16–19 Jan 2018
Zurich, Switzerland
Europe/Berlin timezone

LEMMA (Low EMittance Muon Accelerator) 2017 CERN test beam results

16 Jan 2018, 18:20
20m
ETH HG E 1.2 (Zurich, Switzerland)

ETH HG E 1.2

Zurich, Switzerland

Rämistrasse 101, 8092 Zürich, Schweiz

Speaker

Dr sestini lorenzo (INFN)

Description

In order to further consolidate the present kwnoledge of the Standard Model and to look for deviations from its predictions that would signal new physics effects a new generation of hadron hadron or electron position colliders is often put forward. However also the idea of a muon collider seems to be attractive because such a machine would provide the high centre of mass energy typical of a hadron hadron machine in the clean experimental environement typical of an electron position machine. Hence the muon collider can serve as a Higgs factory, can explore the multi-TeV frontier and can be used to investigate rare muon processes, including any process related to lepton universality violation in the muon sector.
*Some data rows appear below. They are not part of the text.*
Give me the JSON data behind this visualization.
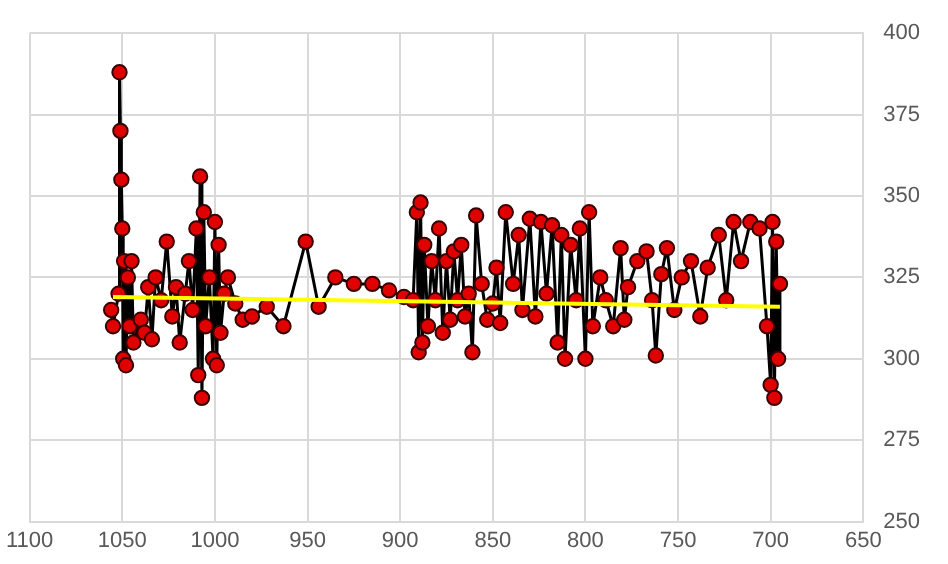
{
  "chart_data": {
    "type": "line",
    "marker": "circle",
    "grid": true,
    "legend": false,
    "xlim": [
      1100,
      650
    ],
    "xticks": [
      1100,
      1050,
      1000,
      950,
      900,
      850,
      800,
      750,
      700,
      650
    ],
    "ylim": [
      250,
      400
    ],
    "yticks": [
      250,
      275,
      300,
      325,
      350,
      375,
      400
    ],
    "series": [
      {
        "color": "#e00000",
        "x": [
          1056,
          1055,
          1052,
          1051.5,
          1051,
          1050.5,
          1050,
          1049.5,
          1049,
          1048,
          1047,
          1046,
          1045,
          1044,
          1040,
          1038,
          1036,
          1034,
          1032,
          1029,
          1026,
          1023,
          1021,
          1019,
          1016,
          1014,
          1012,
          1010,
          1009,
          1008,
          1007,
          1006,
          1005,
          1003,
          1001,
          1000,
          999,
          998,
          997,
          995,
          993,
          989,
          985,
          980,
          972,
          963,
          951,
          944,
          935,
          925,
          915,
          906,
          898,
          893,
          891,
          890,
          889,
          888,
          887,
          885,
          883,
          881,
          879,
          877,
          875,
          873,
          871,
          869,
          867,
          865,
          863,
          861,
          859,
          856,
          853,
          850,
          848,
          846,
          843,
          839,
          836,
          834,
          830,
          827,
          824,
          821,
          818,
          815,
          813,
          811,
          808,
          805,
          803,
          800,
          798,
          796,
          792,
          789,
          785,
          781,
          779,
          777,
          772,
          767,
          764,
          762,
          759,
          756,
          752,
          748,
          743,
          738,
          734,
          728,
          724,
          720,
          716,
          711,
          706,
          702,
          700,
          699,
          698,
          697,
          696,
          695
        ],
        "values": [
          315,
          310,
          320,
          388,
          370,
          355,
          340,
          300,
          330,
          298,
          325,
          310,
          330,
          305,
          312,
          308,
          322,
          306,
          325,
          318,
          336,
          313,
          322,
          305,
          320,
          330,
          315,
          340,
          295,
          356,
          288,
          345,
          310,
          325,
          300,
          342,
          298,
          335,
          308,
          320,
          325,
          317,
          312,
          313,
          316,
          310,
          336,
          316,
          325,
          323,
          323,
          321,
          319,
          318,
          345,
          302,
          348,
          305,
          335,
          310,
          330,
          318,
          340,
          308,
          330,
          312,
          333,
          318,
          335,
          313,
          320,
          302,
          344,
          323,
          312,
          317,
          328,
          311,
          345,
          323,
          338,
          315,
          343,
          313,
          342,
          320,
          341,
          305,
          338,
          300,
          335,
          318,
          340,
          300,
          345,
          310,
          325,
          318,
          310,
          334,
          312,
          322,
          330,
          333,
          318,
          301,
          326,
          334,
          315,
          325,
          330,
          313,
          328,
          338,
          318,
          342,
          330,
          342,
          340,
          310,
          292,
          342,
          288,
          336,
          300,
          323
        ]
      },
      {
        "color": "#ffff00",
        "marker": "none",
        "x": [
          1055,
          695
        ],
        "values": [
          319,
          316
        ]
      }
    ]
  }
}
Clearly the muon collider has to face quite a few challenges. One of these is the production of a low emittance muon / antimuon beam to be feed into a suitable accelerator complex. Recently the idea of getting such muons / antimuons from collisions of an about 45 GeV low emittance positrons beam on fixed target has been put forward. The 45 GeV incident positron energy is chosen because it corresponds to the energy threshold of the process e+ e- -> mu+ mu- which, at threshold, should give the wanted muon / antimuon low emittance particles flux. The experimental proof of this expectation is the goal of the Low EMittance Muon Accelerator (LEMMA) collaboration who carried out in Summer 2017 a dedicated test beam at the CERN H4 experimental area. The test beam was based on a silicon telescope setup complemented by a dipole magnetic field, a muon chamber and a set of calorimeters, to tag electrons / positrons. The ultimate goal of the LEMMA collaboration is the measurement of the emittance of the produced muon / antimuon particles flux and of the corresponding cross section at threshold. The concepts and the experimental setup used in Summer 2017 will be presented together with a summary of the results of the test beam.